Push it proudly in the world’s face and say, “This is us.” This doesn’t explain why, ratings-wise, it’s currently playing only to me and the continuity announcer – who could well be filling in a Sudoku – on Friday nights on BBC2. Friday nights? Well, I ask you. Gross idiocy on the part of the BBC, which placed a wildly cerebral period drama chock-full of British thespian hierarchy raining down dry bons mots on a Friday night. A scarecrow with one boiled egg for an eye could see Parade’s End is Sunday night, BBC1, 9pm, damp hair from a bath, comfy clothes, surrounded by Sunday supplements, mugs of tea and a half-hearted supper of cheese and crackers as one over-ate at lunchtime, type of TV. It’s Downton Abbey with a massive, complex brain. It’s Benedict Cumberbatch, Geoffrey Palmer, Rufus Sewell, Stephen Graham and Rupert Everett bumbling about in top hats being hit on by sexually-emancipated Suffragettes and blasted at by the Hun. It’s Miranda Richardson and Rebecca Hall and Anne-Marie Duff in hats and hobble skirts conducting oddly saucy affairs of the heart.
It’s Cumberbatch playing Christopher Tietjens in a huge, perplexing love triangle being jolly confused about it and staring into thin air for hours. Oh, the staring. Not since BBC1’s Birdsong have posh, emotionally numb people been filmed staring until their retinas become crispy while a viola plays a lot of minor chords to denote the unbearable state of being. I lap this sort of TV up.
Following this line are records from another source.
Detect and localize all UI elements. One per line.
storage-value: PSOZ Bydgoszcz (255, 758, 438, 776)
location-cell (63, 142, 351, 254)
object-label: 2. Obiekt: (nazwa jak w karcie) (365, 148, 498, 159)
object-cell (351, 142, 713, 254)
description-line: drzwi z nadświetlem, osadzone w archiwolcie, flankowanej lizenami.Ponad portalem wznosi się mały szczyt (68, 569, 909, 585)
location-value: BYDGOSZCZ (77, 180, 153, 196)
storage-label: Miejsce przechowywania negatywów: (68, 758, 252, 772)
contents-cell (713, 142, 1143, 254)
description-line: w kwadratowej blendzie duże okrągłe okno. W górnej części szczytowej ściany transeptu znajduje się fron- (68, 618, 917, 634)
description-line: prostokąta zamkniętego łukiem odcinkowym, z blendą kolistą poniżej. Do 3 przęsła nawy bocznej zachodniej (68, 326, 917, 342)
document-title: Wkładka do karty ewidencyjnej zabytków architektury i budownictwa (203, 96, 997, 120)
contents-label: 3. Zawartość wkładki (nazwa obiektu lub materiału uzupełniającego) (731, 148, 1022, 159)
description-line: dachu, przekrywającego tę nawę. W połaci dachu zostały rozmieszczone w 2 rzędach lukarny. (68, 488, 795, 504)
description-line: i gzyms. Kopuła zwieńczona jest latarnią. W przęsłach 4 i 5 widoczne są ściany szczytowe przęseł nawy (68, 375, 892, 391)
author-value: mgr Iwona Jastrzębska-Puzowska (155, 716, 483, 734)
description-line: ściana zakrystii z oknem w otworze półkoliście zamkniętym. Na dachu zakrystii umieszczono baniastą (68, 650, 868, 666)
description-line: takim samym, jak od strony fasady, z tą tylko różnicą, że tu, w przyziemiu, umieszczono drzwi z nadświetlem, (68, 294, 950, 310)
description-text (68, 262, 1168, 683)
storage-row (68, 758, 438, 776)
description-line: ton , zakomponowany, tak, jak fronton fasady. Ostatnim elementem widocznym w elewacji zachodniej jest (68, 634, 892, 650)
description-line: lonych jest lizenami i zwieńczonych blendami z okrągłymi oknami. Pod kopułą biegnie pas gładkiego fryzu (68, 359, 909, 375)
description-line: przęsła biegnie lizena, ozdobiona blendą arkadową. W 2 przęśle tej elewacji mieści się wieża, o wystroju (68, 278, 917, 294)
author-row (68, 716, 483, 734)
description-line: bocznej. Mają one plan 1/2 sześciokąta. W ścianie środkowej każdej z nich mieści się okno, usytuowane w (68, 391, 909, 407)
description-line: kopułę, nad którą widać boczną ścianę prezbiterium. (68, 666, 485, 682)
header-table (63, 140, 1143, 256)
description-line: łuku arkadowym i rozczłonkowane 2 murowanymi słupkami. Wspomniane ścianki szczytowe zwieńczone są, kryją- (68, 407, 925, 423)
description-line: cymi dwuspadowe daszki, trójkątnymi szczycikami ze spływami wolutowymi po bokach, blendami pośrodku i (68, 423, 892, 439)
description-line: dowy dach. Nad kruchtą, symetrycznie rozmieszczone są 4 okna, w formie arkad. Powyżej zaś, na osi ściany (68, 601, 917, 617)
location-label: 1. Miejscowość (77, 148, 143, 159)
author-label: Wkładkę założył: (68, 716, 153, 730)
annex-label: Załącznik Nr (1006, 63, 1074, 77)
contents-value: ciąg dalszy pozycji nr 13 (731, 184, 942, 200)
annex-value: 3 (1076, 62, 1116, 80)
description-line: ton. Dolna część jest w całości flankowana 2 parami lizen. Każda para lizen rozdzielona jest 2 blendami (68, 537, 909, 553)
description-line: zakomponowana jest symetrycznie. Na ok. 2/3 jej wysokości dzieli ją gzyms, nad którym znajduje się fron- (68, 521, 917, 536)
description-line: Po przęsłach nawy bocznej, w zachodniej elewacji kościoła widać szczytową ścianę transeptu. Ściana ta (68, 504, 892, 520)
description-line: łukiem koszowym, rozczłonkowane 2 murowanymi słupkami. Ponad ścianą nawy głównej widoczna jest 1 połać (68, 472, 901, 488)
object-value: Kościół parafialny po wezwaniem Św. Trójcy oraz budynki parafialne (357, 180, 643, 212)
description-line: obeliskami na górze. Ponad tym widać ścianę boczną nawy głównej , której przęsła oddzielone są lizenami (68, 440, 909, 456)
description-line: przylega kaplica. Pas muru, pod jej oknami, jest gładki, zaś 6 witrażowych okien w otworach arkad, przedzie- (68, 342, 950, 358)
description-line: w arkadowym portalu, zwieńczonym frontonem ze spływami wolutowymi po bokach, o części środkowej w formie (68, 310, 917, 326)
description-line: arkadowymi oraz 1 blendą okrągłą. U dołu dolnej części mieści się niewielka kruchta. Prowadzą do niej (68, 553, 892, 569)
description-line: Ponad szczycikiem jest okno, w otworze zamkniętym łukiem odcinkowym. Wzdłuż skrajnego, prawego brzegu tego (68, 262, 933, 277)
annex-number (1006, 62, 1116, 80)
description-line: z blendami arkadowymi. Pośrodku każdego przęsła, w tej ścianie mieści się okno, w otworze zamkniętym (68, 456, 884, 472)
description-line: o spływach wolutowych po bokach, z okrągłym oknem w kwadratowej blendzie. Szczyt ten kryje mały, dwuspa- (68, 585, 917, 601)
Give me buckets of the wondrous Sylvia Tietjens (Rebecca Hall) storming through drawing rooms full of startled maids shouting: “I will be in my room praying for death… or at least packing for it!” Or clandestine moments of wild and morally louche, Edwardian sex in private railway carriages or cartfulls of big-hatted busy-bodies passing by manor houses “for tea” but really intent on causing mischief with tittle-tattle. Sylvia Tietjens, incidentally, is one of the greatest roles ever written for women. The fact it took a man to do this while Austen or Bronte’s heroines are blithering irritants in bonnets fainting at the sight of light drizzle, I shall sulkily draw a veil over.
The World of Parade’s End
This is a very good description of the compelling protagonist in Parade’s End, Christopher Tietjens. He IS a profoundly good man who makes, for the reader or viewer of the BBC series, some very frustrating decisions. Decisions that cause him and the people he loves (and who love him) pain. The mini-series is a fine distillation of a 900-page tetralogy. I would add that it is a very challenging book, so you may find it more accessible in audio form. Also, non-Brits may need to brush up on their WWI history. You’ll want a dictionary handy, too. (Such a pleasure to find new words on the page!) Enjoy intrepid readers, enjoy.